“We’ll need to monitor her, of course,” the surgeon said. “But her vitals are strong, and the initial scans showed no signs of intracranial bleeding. She has a significant contusion on the back of her head—a real goose egg—so she’ll have a nasty headache when she wakes up. But right now, her brain activity looks normal. She’s in recovery now and about to go up to a private room.” He gave a small shrug. “She’ll wake up when she’s ready.”
“Thank you, Doctor,” I said.
He gave a nod and walked away, leaving Brenna and me in the sudden, echoing silence.
We found Iris’s room a short while later. Through the narrow window in the door, I saw her. She was lying in the hospital bed, looking small and so fragile against the stark white sheets. An IV line was taped to the back of her hand, and her leg was encased in a thick wrapping of bandages, propped up on a pillow.
But she was breathing.
Her chest rose and fell in a slow, steady rhythm. She looked peaceful.
As I studied her, a fierce, protective wave of emotion washed over me, so powerful it almost knocked me off my feet.
“She’s going to be okay,” Brenna whispered beside me.
“Yeah,” I said, my voice hoarse. I turned to my sister, my heart full of gratitude I didn’t know how to express. “Thank you for coming, Bren. I mean it. I… I couldn’t have done this alone.”
She gave my arm a squeeze. “You’re never alone, Austin. Ever.”
I took a deep breath. “I need to be here when she wakes up. By myself now.”
Brenna looked at me, a question in her eyes. She was hesitant, worried about leaving me in this raw, vulnerable state. But she also saw the iron-clad resolve in my expression.
“Okay,” she said, and gave a nod of understanding. She stood on her tiptoes and gave me a fierce, tight hug. “You call me after she wakes up. Or if you just need to hear a voice. I don’t care if it’s three in the morning.”
“I will,” I promised.
She gave my arm one last squeeze, then turned and walked down the hallway.
I pushed Iris’s door open and stepped inside. The room was silent, save for the soft, rhythmic beep of a monitor. As I pulled the worn, vinyl-padded visitor’s chair close to her bed, the legs scraped softly against the tile. I sat down and reached for her hand, the one without the IV, and carefully laced my fingers through hers. Her skin was warm, her hand soft and limp in my own.

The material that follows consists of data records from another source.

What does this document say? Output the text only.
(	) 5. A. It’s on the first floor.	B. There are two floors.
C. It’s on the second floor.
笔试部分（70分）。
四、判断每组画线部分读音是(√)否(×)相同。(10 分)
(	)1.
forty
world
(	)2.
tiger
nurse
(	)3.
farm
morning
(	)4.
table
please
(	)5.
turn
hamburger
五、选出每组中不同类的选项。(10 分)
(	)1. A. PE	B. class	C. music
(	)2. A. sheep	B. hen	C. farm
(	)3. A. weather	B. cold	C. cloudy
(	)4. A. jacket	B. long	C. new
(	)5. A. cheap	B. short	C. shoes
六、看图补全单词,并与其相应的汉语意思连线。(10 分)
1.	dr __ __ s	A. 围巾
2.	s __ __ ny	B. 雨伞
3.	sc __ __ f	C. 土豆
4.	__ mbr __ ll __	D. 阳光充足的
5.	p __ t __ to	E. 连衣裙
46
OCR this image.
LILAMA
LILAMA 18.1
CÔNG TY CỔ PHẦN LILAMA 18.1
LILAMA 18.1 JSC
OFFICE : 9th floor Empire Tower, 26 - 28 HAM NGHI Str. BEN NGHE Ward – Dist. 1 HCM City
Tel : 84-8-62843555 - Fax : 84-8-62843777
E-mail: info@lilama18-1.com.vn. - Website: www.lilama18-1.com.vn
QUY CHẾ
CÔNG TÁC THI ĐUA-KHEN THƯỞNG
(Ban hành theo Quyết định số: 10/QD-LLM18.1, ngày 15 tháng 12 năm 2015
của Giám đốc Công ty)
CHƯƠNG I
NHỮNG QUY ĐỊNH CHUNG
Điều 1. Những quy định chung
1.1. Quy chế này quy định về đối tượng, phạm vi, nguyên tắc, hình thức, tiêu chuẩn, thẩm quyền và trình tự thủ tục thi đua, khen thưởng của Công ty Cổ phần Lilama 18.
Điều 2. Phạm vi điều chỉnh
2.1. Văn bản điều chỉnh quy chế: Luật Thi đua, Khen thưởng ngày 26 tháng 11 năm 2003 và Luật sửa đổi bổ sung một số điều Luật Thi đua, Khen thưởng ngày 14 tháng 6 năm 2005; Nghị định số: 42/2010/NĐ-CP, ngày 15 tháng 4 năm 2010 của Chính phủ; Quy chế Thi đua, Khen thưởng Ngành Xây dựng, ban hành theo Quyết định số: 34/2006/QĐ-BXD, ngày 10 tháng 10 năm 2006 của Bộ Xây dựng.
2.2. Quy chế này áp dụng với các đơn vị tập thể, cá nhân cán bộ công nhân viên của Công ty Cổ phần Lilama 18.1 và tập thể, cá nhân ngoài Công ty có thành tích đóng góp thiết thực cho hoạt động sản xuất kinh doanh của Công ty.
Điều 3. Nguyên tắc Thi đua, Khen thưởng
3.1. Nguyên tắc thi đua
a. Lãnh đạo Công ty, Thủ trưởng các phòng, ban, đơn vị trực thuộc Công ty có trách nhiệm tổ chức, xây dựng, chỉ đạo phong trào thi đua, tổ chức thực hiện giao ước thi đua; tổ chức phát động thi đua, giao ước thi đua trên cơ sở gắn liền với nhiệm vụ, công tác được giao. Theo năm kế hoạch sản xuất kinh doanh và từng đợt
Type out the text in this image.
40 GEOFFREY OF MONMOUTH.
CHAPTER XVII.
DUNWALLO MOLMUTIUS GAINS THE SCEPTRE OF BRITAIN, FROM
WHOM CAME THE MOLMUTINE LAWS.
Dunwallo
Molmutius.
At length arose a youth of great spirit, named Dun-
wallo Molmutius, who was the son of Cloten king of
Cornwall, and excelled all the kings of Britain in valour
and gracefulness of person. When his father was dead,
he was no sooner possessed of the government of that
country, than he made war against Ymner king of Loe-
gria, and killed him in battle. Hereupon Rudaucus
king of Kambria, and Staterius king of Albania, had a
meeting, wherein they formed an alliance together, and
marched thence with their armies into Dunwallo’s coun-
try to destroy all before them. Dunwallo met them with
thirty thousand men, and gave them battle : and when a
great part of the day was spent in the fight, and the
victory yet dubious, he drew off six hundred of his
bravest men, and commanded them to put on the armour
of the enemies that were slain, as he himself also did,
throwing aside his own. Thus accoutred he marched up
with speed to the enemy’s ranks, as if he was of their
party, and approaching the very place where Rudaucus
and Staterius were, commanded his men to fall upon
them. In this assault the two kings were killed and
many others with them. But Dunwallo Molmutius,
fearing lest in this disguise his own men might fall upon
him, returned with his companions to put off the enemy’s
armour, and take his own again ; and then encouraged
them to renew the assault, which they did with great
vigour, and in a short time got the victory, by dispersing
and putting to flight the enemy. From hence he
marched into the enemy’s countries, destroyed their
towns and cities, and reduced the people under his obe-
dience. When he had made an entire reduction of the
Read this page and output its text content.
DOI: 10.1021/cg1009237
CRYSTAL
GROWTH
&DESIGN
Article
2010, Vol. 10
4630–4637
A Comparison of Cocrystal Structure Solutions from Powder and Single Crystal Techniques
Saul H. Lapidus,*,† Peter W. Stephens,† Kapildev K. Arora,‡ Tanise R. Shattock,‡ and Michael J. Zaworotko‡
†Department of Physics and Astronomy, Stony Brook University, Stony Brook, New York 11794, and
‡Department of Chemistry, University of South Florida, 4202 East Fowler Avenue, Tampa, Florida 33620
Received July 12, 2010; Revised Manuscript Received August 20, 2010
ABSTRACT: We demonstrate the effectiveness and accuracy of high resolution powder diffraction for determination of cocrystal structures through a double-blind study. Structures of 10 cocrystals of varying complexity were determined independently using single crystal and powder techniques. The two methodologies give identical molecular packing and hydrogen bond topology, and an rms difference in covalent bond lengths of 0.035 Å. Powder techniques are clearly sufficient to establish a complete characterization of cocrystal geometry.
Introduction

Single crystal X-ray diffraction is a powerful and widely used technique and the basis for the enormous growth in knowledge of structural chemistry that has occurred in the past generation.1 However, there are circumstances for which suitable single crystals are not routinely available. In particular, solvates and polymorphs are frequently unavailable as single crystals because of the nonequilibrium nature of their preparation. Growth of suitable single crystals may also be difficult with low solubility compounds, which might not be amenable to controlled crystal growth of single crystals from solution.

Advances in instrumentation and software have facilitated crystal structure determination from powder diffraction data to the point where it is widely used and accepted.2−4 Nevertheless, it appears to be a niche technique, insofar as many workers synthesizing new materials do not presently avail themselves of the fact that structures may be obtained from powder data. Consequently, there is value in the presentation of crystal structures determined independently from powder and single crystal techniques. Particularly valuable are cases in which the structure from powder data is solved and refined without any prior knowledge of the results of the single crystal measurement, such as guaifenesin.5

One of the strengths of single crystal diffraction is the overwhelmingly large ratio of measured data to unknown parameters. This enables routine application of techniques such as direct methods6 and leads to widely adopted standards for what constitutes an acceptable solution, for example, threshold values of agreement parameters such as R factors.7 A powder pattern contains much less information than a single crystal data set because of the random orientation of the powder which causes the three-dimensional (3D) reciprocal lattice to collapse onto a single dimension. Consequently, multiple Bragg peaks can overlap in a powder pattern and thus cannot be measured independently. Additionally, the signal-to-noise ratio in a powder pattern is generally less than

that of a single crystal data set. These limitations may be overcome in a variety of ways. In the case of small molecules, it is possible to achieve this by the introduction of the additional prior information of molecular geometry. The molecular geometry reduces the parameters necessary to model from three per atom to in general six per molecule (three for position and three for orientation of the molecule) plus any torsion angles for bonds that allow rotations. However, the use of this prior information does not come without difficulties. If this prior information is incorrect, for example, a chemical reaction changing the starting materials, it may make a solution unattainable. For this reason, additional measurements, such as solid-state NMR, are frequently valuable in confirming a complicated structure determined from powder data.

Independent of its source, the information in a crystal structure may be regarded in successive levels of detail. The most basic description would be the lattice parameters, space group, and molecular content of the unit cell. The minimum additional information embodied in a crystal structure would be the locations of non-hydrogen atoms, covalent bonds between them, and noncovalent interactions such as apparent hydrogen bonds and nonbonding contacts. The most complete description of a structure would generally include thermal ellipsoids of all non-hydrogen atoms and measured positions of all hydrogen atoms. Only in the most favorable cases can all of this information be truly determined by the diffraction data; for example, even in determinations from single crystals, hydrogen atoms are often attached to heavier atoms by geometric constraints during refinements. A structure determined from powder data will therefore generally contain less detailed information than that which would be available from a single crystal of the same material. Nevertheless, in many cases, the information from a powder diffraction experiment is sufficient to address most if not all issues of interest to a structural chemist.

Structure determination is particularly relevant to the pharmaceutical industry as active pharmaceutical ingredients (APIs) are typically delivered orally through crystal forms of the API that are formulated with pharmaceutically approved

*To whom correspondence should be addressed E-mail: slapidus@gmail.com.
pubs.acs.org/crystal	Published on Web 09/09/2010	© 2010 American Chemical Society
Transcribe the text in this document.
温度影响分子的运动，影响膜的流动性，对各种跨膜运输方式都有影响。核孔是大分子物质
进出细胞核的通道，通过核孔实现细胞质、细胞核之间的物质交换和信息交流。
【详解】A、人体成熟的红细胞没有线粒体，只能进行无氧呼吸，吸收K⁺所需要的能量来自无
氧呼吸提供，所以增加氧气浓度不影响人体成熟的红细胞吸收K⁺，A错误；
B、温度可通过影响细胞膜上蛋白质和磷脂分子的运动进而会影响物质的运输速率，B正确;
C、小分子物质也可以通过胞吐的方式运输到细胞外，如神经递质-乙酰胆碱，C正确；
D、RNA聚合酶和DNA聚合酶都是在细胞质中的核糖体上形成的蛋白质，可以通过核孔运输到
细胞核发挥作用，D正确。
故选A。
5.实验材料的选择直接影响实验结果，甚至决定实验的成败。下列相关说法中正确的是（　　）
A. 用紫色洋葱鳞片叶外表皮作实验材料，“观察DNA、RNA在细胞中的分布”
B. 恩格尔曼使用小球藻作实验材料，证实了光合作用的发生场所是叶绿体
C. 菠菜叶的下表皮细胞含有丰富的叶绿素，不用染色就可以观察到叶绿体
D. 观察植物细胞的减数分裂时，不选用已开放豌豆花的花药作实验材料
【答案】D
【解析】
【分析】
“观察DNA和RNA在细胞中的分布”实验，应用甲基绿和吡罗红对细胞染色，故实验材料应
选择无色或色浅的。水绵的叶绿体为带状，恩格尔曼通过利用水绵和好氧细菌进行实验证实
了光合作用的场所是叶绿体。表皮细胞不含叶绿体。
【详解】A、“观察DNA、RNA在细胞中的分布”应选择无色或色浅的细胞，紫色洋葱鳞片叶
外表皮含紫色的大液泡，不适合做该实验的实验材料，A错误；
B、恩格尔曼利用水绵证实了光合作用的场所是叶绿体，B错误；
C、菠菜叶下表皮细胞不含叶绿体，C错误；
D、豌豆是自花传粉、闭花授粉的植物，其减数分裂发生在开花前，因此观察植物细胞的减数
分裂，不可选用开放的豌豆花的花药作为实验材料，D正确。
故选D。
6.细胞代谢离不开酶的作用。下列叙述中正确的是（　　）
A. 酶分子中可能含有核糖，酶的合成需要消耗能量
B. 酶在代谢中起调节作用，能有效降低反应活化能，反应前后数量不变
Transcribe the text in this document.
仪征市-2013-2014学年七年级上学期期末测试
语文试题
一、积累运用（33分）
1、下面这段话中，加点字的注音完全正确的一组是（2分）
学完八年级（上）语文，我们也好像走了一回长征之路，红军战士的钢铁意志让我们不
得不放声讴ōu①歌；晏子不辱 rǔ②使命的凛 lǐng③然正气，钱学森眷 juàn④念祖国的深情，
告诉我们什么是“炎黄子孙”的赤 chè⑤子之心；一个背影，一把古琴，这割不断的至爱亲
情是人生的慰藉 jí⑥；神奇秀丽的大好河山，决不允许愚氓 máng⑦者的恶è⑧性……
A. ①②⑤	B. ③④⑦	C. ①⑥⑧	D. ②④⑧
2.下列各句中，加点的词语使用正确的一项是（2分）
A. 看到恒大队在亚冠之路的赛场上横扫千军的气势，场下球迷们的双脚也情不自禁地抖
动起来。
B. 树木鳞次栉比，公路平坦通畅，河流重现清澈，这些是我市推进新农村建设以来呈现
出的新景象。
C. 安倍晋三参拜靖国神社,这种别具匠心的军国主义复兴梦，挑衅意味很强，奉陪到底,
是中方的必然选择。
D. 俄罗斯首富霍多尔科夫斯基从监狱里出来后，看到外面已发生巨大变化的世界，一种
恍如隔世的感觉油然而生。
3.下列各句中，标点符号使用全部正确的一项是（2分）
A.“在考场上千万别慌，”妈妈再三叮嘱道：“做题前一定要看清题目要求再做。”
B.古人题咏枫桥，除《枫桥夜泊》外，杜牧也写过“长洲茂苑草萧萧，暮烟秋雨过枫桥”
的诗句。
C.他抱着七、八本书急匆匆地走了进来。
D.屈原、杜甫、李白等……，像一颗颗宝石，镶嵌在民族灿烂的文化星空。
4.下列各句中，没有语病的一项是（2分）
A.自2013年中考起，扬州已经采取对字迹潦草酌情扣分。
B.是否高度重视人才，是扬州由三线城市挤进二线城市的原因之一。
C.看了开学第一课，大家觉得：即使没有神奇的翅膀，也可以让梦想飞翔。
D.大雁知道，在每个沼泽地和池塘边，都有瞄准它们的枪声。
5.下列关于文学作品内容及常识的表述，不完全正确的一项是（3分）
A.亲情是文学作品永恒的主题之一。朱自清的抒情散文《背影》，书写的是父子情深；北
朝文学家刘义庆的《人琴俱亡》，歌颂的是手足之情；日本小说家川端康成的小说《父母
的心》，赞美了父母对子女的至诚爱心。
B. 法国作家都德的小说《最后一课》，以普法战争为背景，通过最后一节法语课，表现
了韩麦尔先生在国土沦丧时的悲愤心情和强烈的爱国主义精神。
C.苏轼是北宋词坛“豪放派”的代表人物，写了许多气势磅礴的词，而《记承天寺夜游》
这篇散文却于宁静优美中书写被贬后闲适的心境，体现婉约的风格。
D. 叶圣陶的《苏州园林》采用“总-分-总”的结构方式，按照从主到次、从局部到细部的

I watched the steady rise and fall of her chest, my thumb stroking the back of her knuckles. My fear was still there, a frozen stone in my gut, but it was different now. It was the sharp, focused fear of a man who had something precious to lose.
And who knew, with a certainty that had settled deep in his bones, that he would do whatever it took to protect it. A man in love.
I was prepared to wait. No matter how long it took.
Chapter Twenty-Nine
IRIS
A steady,somehow reassuring beeping cut through the thick fog in my head.Beep. Beep. Beep.It was the only landmark in a formless world. I tried to lift a hand, but my limbs were disconnected and weighted down with wet sand. My head thumped with a dull, distant ache, like a bad hangover that was still miles away. And my left leg…
My left leg felt nothing.
It was a heavy, numb weight at the end of my body, a foreign object I was vaguely aware of but couldn’t feel. The disconnect was deeply unsettling.
The memories came back then, not in a rush, but in a series of sharp, jagged flashes. The smooth, newly painted trim of the fireplace. The satisfied turn toward the staircase. The sickening lurch of my stomach as my balance gave way. The horrifying, final thud.
I snapped my eyes open.
My world swam into focus, a disorienting collage of an acoustic-tiled ceiling, the metallic gleam of an IV stand,and the scratchy, unfamiliar texture of a gown against my skin. And a low, rhythmic sound that was different from the monitor. A soft, ragged breathing.
I turned my head, the movement sending a fresh wave of throbbing pain through my skull, and my breath caught in my throat.
Austin.
He was asleep in a vinyl-padded chair, pulled against the side of my hospital bed. He wasn’t just sitting in it. He was collapsed, his tall frame folded into the uncomfortable space as if he’d simply run out of energy. His head was slumped forward, his dark, unruly hair falling over his forehead. His large hand was holding mine, his fingers laced loosely through my own even in sleep.